Lung cancer has the leading mortality rate among all cancer types and is the second most common cause of death after cardiovascular diseases. Apart from being an epigenetic mechanism, methylation is also a molecular mechanism which inhibits cancer-related gene expression although there is no mutation at DNA level. The aim of this study was to analyze a probe panel interrogated DNA for methylation patterns in 24 tumor suppressor genes in non-small cell lung cancer using the Methylation Specific- Multiplex Ligation-dependent Probe Amplification (MS-MLPA) method the Multiplex Liga- tion-dependent Probe Amplification (MLPA) method. Previously examined clinically and histopathologically diagnosed a hundred cases with "non-small cell lung cancer"were included into the study. The DNAs were extracted samples from both cancerous tissues of the cases and their corresponding control tissues. The relations of the methylation profile to clinicopathological factors in NSCLC were evaluated. The genes frequently methylated in NSCLC including CDKN2B, BRCA1, CDH13 and HIC1 were also hypermethylated in surrounding nontumorous lung tissues. However, hypermethylated APC, CDKN2A, MLH1, RARB, CHFR and GSTP1 probe regions were only specific to the tumorous tissues of the cases. The aberrant methylation profile of the CDH13 probe region was only detected in the surrounding normal tissues and the difference was statistically significant.
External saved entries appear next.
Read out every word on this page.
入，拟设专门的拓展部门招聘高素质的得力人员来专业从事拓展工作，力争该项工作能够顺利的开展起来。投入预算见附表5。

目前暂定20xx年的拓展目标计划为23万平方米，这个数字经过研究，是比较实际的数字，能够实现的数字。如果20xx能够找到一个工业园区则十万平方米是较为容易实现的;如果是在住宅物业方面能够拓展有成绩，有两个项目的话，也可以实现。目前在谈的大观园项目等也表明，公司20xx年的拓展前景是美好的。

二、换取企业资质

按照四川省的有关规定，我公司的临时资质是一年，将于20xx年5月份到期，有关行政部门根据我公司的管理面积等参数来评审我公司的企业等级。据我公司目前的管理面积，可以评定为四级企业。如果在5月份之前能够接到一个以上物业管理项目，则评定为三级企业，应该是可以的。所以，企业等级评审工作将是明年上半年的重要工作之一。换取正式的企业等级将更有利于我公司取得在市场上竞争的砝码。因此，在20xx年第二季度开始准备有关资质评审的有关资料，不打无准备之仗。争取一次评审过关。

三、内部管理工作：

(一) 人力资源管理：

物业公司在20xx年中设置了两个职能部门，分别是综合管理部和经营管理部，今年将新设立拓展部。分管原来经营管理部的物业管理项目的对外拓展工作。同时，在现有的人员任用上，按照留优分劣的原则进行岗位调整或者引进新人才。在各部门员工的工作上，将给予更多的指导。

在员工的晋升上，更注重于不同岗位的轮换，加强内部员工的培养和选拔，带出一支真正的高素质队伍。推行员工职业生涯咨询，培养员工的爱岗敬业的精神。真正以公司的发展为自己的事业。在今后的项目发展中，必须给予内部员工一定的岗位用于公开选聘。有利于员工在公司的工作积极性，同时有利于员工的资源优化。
Methylation rates for ATM, RARB, CDKN2B, HIC1, CDKN1B, PTEN, VHL and APC were different between squamous and adenocarcinomas. Almost all hypermethylated probe regions were detected in higher grade tumors but CDKN2B hypermethylation seemed to be an early event in NSCLCs. In conclusion, MS-MLPA can be used to determine aberrant methylation patterns of specific genes in lung tumors. However, since MS-MLPA is a screening test, the confirmation and expression analysis by using different ap- proaches are necessary.